The primary endpoint was overall response rate (ORR). At week 24, ruxolitinib had a 49.7% ORR, roughly double the 25.6% ORR of BAT.
“These data are important for patients living with GVHD and their physicians as they represent the continued success of Jakafi in the chronic form of the disease, a historically difficult-to-treat condition,” said Peter Langmuir, MD, group vice president for Oncology Targeted Therapies at Incyte, the drug’s developer.
Among the study’s secondary endpoints, ruxolitinib had superior failure-free survival (median not reached versus 5.7 months in BAT).

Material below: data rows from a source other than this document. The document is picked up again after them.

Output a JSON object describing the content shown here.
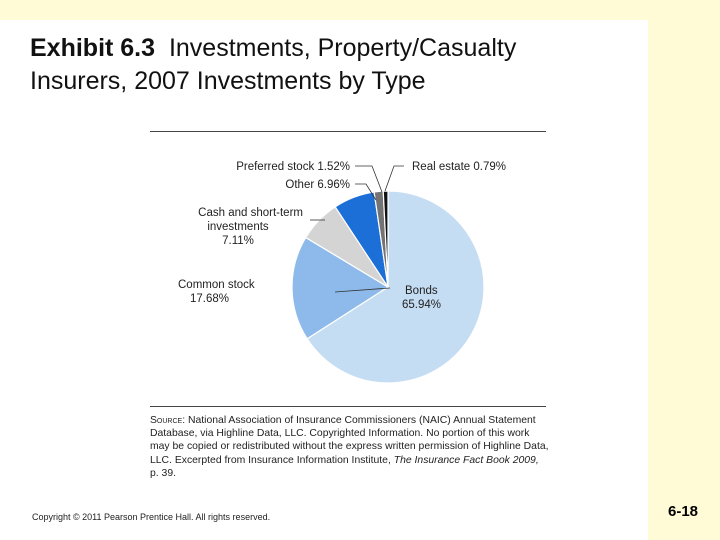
{
  "title": {
    "lead": "Exhibit 6.3",
    "line1_rest": "Investments, Property/Casualty",
    "line2": "Insurers, 2007 Investments by Type"
  },
  "chart_data": {
    "type": "pie",
    "title": "",
    "slices": [
      {
        "label": "Bonds",
        "value_label": "65.94%",
        "value": 65.94,
        "color": "#c5ddf3"
      },
      {
        "label": "Common stock",
        "value_label": "17.68%",
        "value": 17.68,
        "color": "#8dbaea"
      },
      {
        "label": "Cash and short-term investments",
        "value_label": "7.11%",
        "value": 7.11,
        "color": "#d4d4d4"
      },
      {
        "label": "Other",
        "value_label": "6.96%",
        "value": 6.96,
        "color": "#1c6fd6"
      },
      {
        "label": "Preferred stock",
        "value_label": "1.52%",
        "value": 1.52,
        "color": "#737373"
      },
      {
        "label": "Real estate",
        "value_label": "0.79%",
        "value": 0.79,
        "color": "#111111"
      }
    ],
    "text_labels": {
      "preferred": "Preferred stock 1.52%",
      "real_estate": "Real estate 0.79%",
      "other": "Other 6.96%",
      "cash_line1": "Cash and short-term",
      "cash_line2": "investments",
      "cash_line3": "7.11%",
      "common_line1": "Common stock",
      "common_line2": "17.68%",
      "bonds_line1": "Bonds",
      "bonds_line2": "65.94%"
    }
  },
  "source": {
    "label": "Source:",
    "text": "National Association of Insurance Commissioners (NAIC) Annual Statement Database, via Highline Data, LLC. Copyrighted Information. No portion of this work may be copied or redistributed without the express written permission of Highline Data, LLC. Excerpted from Insurance Information Institute,",
    "book": "The Insurance Fact Book 2009,",
    "page": "p. 39."
  },
  "footer": {
    "copyright": "Copyright © 2011 Pearson Prentice Hall. All rights reserved.",
    "slide_number": "6-18"
  }
}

In the study failure-free survival was defined as time to earliest recurrence of the underlying disease. the start of new systemic treatment for chronic GVHD, or death.
Patients in the ruxolitinib group also had greater reductions in patient-reported symptoms and a median duration of response that was not yet reached, versus 6.2 months in the BAT arm.
The study found no new safety signals for the drug. The most common adverse events with ruxolitinib were anemia (29.1% in ruxolitinib versus 12.7% for BAT), hypertension (15.8% versus 12.7%) and pyrexia (15.8% versus 9.5%). Just over one-third of patients (37.6%) in the ruxolitinib arm and 16.5% of patients in the BAT arm required dose modifications; the rate of discontinuation due to AEs was 16.4% and 7%, respectively.